Springe direkt zu Inhalt

Blurring Boundaries

Blurring Boundaries

Blurring Boundaries

In der Forschungsgruppe „Blurring Boundaries“ untersuchen wir bestehende Konzepte und Methoden der Friedens- und Konfliktforschung im Hinblick auf ihren analytischen Nutzen für die Erforschung von Gewalt im Kontext der Tätigkeit transnationaler Unternehmen. Wir fragen uns: Wie beeinflussen unterschiedliche Auffassungen von Gewalt sowie deren Operationalisierung für die empirische Forschung, wie wir die Auswirkung der Tätigkeit transnationaler Unternehmen auf menschliches (und nicht-menschliches) Leben erfassen können? Und wie beeinflusst die Hinwendung zum (internationalen) Recht zur Regulierung transnationaler Unternehmen unser Denken über Unternehmen, Konflikte und Gewalt?

Diese Fragen stehen im Mittelpunkt der von unserer Gruppe durchgeführten Forschung (eine detaillierte Beschreibung der Forschungsprojekte finden Sie weiter unten). Der Name „Blurring Boundaries“ steht metaphorisch für die Ansätze und Interessen, die alle Projekte leiten:

(1) Programmatisch bezieht sich „Blurring Boundaries“ auf das Bestreben, Friedens- und Konfliktforschung für Perspektiven und Standpunkte aus anderen Disziplinen jenseits der Sozialwissenschaften zu öffnen und so bestehende Debatten und konzeptionelle Abgrenzungen neuen Blickwinkeln auszusetzen. Neben interpretativen qualitativen Methoden aus den Sozialwissenschaften arbeiten wir mit experimentellen und kreativen Methoden aus den Künsten, den Geisteswissenschaften und den Critical Legal Studies.

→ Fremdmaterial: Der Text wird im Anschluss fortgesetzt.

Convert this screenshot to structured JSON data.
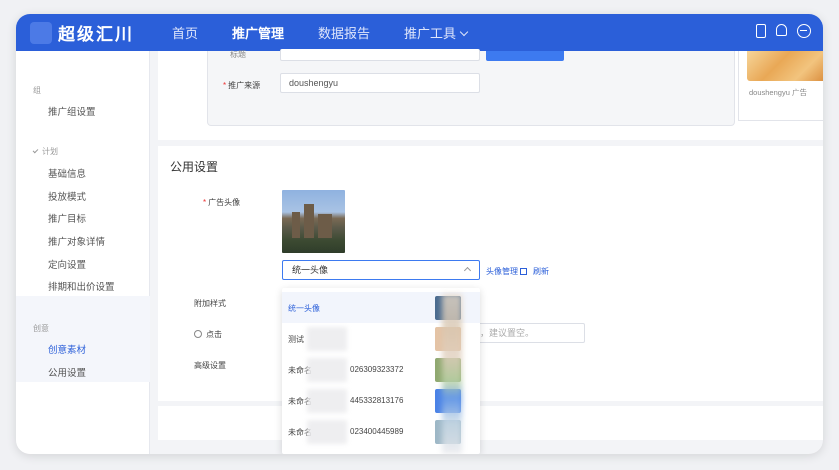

(2) In Bezug auf die Forschungspraxis verweist der Name „Blurring Boundaries“ auf das Interesse, Forschungsprozesse und Kommunikationswege jenseits der etablierten Formen innerhalb der Universität zu erkunden. Wir untersuchen insbesondere, inwiefern sozialwissenschaftliche Forschung zu Unternehmensgewalt – sowohl konzeptionell als auch empirisch – für strategische Prozessführung in dem Bereich relevant ist. In einem Lehr-Lernprojekt zu Konflikten entlang transnationaler Wertschöpfungsketten unter der Leitung von Angela Sánchez-Alfonso arbeiten wir mit der von Prof. Carolina Olarte Olarte geleiteten Umweltrechtsklinik der Universidad de los Andes (Bogotá, Kolumbien) zusammen. Dr. Hannah Franzki ist darüber hinaus als Rechtsberaterin für das European Center for Constitutional and Human Rights (ECCHR) tätig.